Весной 1952 года Лепешинская получила разрешение созвать второе Всесоюзное совещание по живому веществу. В его организации ей помогли вице-президент АМН СССР Жуков-Вережников и заместитель по институту И. Н. Майский188. 22 апреля 1952 года Лепешинская открыла это совещание докладом «Клеточная теория на новом этапе развития»189. В нем, как и раньше, упор делался на исходную и главенствующую для всех лысенкоистов позицию — внешнее соответствие господствующей в стране коммунистической идеологии. Утверждалось также, что «новая клеточная теория» повсюду победила и триумфально развивается190, а в связи с этим давались задания представителям смежных дисциплин — биохимии, физиологии и др.191. Конечно, в поучениях Лепешинской содержался такой вздор (вроде «необходимости изучения образования нуклеиновых кислот в белке»; или: «более скрупулезного анализа перехода одних нуклеиновых кислот в другие» — в развитие «открытия» А. Н. Белозерского об исчезновении на некоторых этапах жизни клеток молекул ДНК и появлении вместо них молекул РНК), что грамотным специалистам становилось от этого не по себе. Но литавры гремели, трубы трубили, а под их звуки Лепешинская утверждала:
«…нами получены бесспорные данные о происхождении клеток из живого вещества»192.
Ее дочь за это время, по словам Лепешинской, также добилась огромных успехов, доказав существование в природе «кристаллизации бактерий и простейших»193, хотя ни дочь, ни мать даже смутного понятия о том, как надлежит изучать процессы кристаллизации, не имели. Это не мешало, впрочем, делать радужные выводы:
«Эти работы… открывают перспективы для изучения роли кристаллов в происхождении жизни»194.
Попутно Лепешинская сообщала в том же лихом стиле о крушении многих «обветшавших», как она выразилась, «догм». В частности, она известила, что теперь отвергнут как заблуждение хорошо установленный (и, кстати, по сию пору незыблемый) факт исключительно трудного процесса образования заново нервных клеток в созревших организмах животных:
«И. И. Римпан представил интересные данные о том, что нервные клетки размножаются в организме так же, как и все прочие клетки»195.
И все-таки, несмотря на победный тон, которым были пропитаны многие выступления на втором совещании по живому веществу, любому стороннему взгляду не могла не открыться одна поразительная черта этого научного форума. Хотя с момента «исторического поворота» к признанию «теории живого вещества» прошло два года, «учение» не изменило своей сути, ре обросло более добротными фактами. Армия новообращенных в лепешинковщину предпочла расползаться плесенью по поверхности, а не стремиться к более углубленному изучению явлений. Те же некритические новации фигурировали и на этот раз.
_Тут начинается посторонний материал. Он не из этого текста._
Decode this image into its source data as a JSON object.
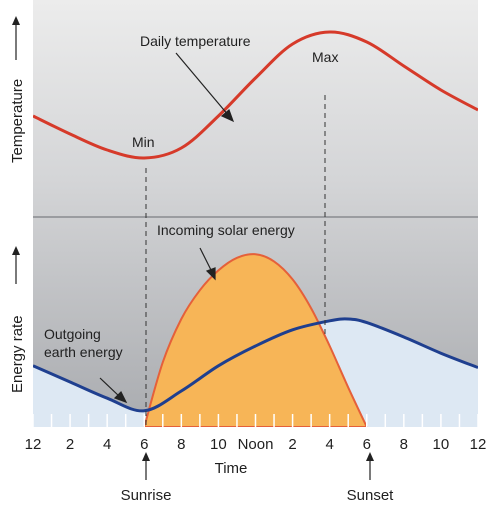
{
  "chart_data": [
    {
      "panel": "top",
      "type": "line",
      "ylabel": "Temperature",
      "series": [
        {
          "name": "Daily temperature",
          "color": "#d63a2a",
          "x": [
            0,
            2,
            4,
            6,
            8,
            10,
            12,
            14,
            16,
            18,
            20,
            22,
            24
          ],
          "y": [
            4.7,
            3.8,
            3.0,
            2.6,
            3.1,
            4.7,
            6.6,
            8.3,
            8.9,
            8.4,
            7.2,
            6.0,
            5.0
          ]
        }
      ],
      "annotations": [
        {
          "text": "Min",
          "x": 6
        },
        {
          "text": "Max",
          "x": 16
        },
        {
          "text": "Daily temperature"
        }
      ]
    },
    {
      "panel": "bottom",
      "type": "area",
      "ylabel": "Energy rate",
      "series": [
        {
          "name": "Incoming solar energy",
          "color": "#f7b557",
          "x": [
            6,
            7,
            8,
            9,
            10,
            11,
            12,
            13,
            14,
            15,
            16,
            17,
            18
          ],
          "y": [
            0,
            3.6,
            6.0,
            7.6,
            8.7,
            9.4,
            9.6,
            9.2,
            8.2,
            6.6,
            4.5,
            2.2,
            0
          ]
        },
        {
          "name": "Outgoing earth energy",
          "color": "#1f3f8f",
          "x": [
            0,
            2,
            4,
            6,
            8,
            10,
            12,
            14,
            16,
            17,
            18,
            20,
            22,
            24
          ],
          "y": [
            3.4,
            2.5,
            1.6,
            0.9,
            2.0,
            3.4,
            4.5,
            5.4,
            5.9,
            6.0,
            5.8,
            5.0,
            4.1,
            3.3
          ]
        }
      ],
      "annotations": [
        {
          "text": "Incoming solar energy"
        },
        {
          "text": "Outgoing earth energy"
        }
      ]
    }
  ],
  "x_axis": {
    "title": "Time",
    "ticks": [
      {
        "hour": 0,
        "label": "12"
      },
      {
        "hour": 2,
        "label": "2"
      },
      {
        "hour": 4,
        "label": "4"
      },
      {
        "hour": 6,
        "label": "6"
      },
      {
        "hour": 8,
        "label": "8"
      },
      {
        "hour": 10,
        "label": "10"
      },
      {
        "hour": 12,
        "label": "Noon"
      },
      {
        "hour": 14,
        "label": "2"
      },
      {
        "hour": 16,
        "label": "4"
      },
      {
        "hour": 18,
        "label": "6"
      },
      {
        "hour": 20,
        "label": "8"
      },
      {
        "hour": 22,
        "label": "10"
      },
      {
        "hour": 24,
        "label": "12"
      }
    ],
    "markers": [
      {
        "label": "Sunrise",
        "hour": 6
      },
      {
        "label": "Sunset",
        "hour": 18
      }
    ]
  },
  "labels": {
    "temp_title": "Daily temperature",
    "min": "Min",
    "max": "Max",
    "solar": "Incoming solar energy",
    "outgoing_1": "Outgoing",
    "outgoing_2": "earth energy",
    "y_top": "Temperature",
    "y_bottom": "Energy rate",
    "x_title": "Time",
    "sunrise": "Sunrise",
    "sunset": "Sunset"
  },
  "colors": {
    "temperature": "#d63a2a",
    "solar_fill": "#f7b557",
    "solar_edge": "#e5603a",
    "outgoing": "#1f3f8f",
    "below_outgoing": "#dde8f3",
    "panel_bg": "#c6c7ca",
    "divider": "#9a9ca0"
  }
}
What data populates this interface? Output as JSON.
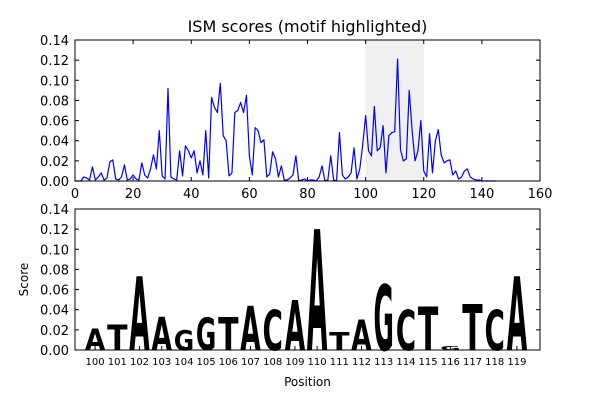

У сотрудника Ленинградского университета К. М. Завадского молодые делящиеся клетки растений (меристематические клетки) якобы возникали из не видимого автору, но уверенно постулируемого им «живого вещества»196. У рязанского профессора Л. С. Сутулова никем не виденное живое вещество будто бы превращалось в лимфатические клетки, а из них далее формировалась соединительная ткань197. Одесский профессор, заслуженный деятель науки РСФСР В. В. Авербург поведал о том, как бациллы туберкулеза способствовали трансформации (превращению) других, непатогенных клеток в патогенные в присутствии живого вещества198. Член-корреспондент АМН СССР Н. И. Зазыбин из Днепропетровского медицинского института шел еще дальше и произносил явную нелепость о новообразовании нервных волокон из живого вещества199.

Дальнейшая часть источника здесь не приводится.